Vom Priester zum sex- und blutgierigen Vampir: Kang-ho Song in Durst
In Park Chan-woon´s Durst nimmt ein streng gläubiger Priester an einem gewagten medizinischen Experiment teil. Er nimmt dabei die Gefahr zum Krüppel zu werden auf sich, in der Hoffnung anderen damit zu helfen. Das Experiment scheitert und er stirbt wie 50 Andere. Gerade als sein Totengebet gesprochen wird, erwacht er wieder von den Toten. Die Menschen halten ihn deswegen für heilig und bitten ihm mit seinen Sonderkräften zu helfen. Daher verrichtet er seinen Dienst im Krankenhaus. Doch dann kommt seine Krankheit zurück. Er hat auf einmal einen seltsamen Durst nach Blut. Also trinkt er von einem Patienten, der im Koma liegt etwas Blut, es kommt ihm seltsam vor. Um seine Unsterblichkeit zu testen, springt er aus dem Fenster des Krankenhauses. Und überlebt. Das kommt ihm noch seltsamer vor. Er stellt mehr erstaunt als erfreut fest, dass er ein Vampir ist. Eigentlich wollte er mit der Teilnahme am Experiment Gutes für die Menschen tun, aber nun dürstet es ihn nach allen möglichen Sünden. Insbesondere nach Blut und Sex. Deshalb plagen ihn Höllenqualen. Denn innere Selbstzweifel treffen auf ständige Lust. Der Priester begegnet einen Engel des Todes und verliebt sich in ihn. So gerät er immer mehr in den Zwiespalt zwischen des Verlangens nach Blut und Liebe. Es stellt sich die Frage: Ist die Liebe des Priesters so stark, dass er für sie töten würde?

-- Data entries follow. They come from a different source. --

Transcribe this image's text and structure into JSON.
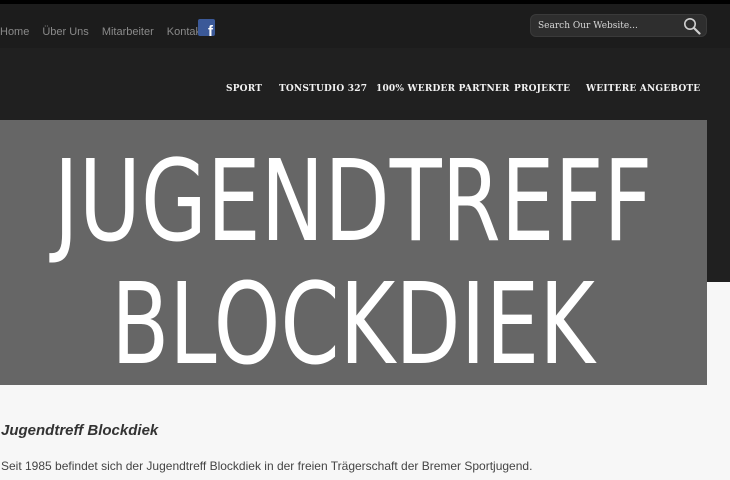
{
  "top_nav": {
    "items": [
      {
        "label": "Home"
      },
      {
        "label": "Über Uns"
      },
      {
        "label": "Mitarbeiter"
      },
      {
        "label": "Kontakt"
      }
    ],
    "facebook_icon": "facebook-icon"
  },
  "search": {
    "placeholder": "Search Our Website...",
    "icon": "search-icon"
  },
  "main_nav": {
    "items": [
      {
        "label": "SPORT"
      },
      {
        "label": "TONSTUDIO 327"
      },
      {
        "label": "100% WERDER PARTNER"
      },
      {
        "label": "PROJEKTE"
      },
      {
        "label": "WEITERE ANGEBOTE"
      }
    ]
  },
  "hero": {
    "line1": "JUGENDTREFF",
    "line2": "BLOCKDIEK",
    "background": "#666666",
    "text_color": "#ffffff"
  },
  "content": {
    "title": "Jugendtreff Blockdiek",
    "text": "Seit 1985 befindet sich der Jugendtreff Blockdiek in der freien Trägerschaft der Bremer Sportjugend."
  }
}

Ausgehend von dem Dilemma dieser Hin-und Hergerissen-Seins entwickelt sich die Geschichte immer weiter. Horror, der unter die Haut geht, trifft auf bitterböse Absurdität. Das ist immer wieder so schockierend, dass es physisch wehtut. Auch das erinnert an den Giallo. Festzuhalten bleibt: Durst ist einer von vielen guten Horrorfilmen aus Südkorea. Seine Surrealität macht Durst nach mehr von solchen Filmen.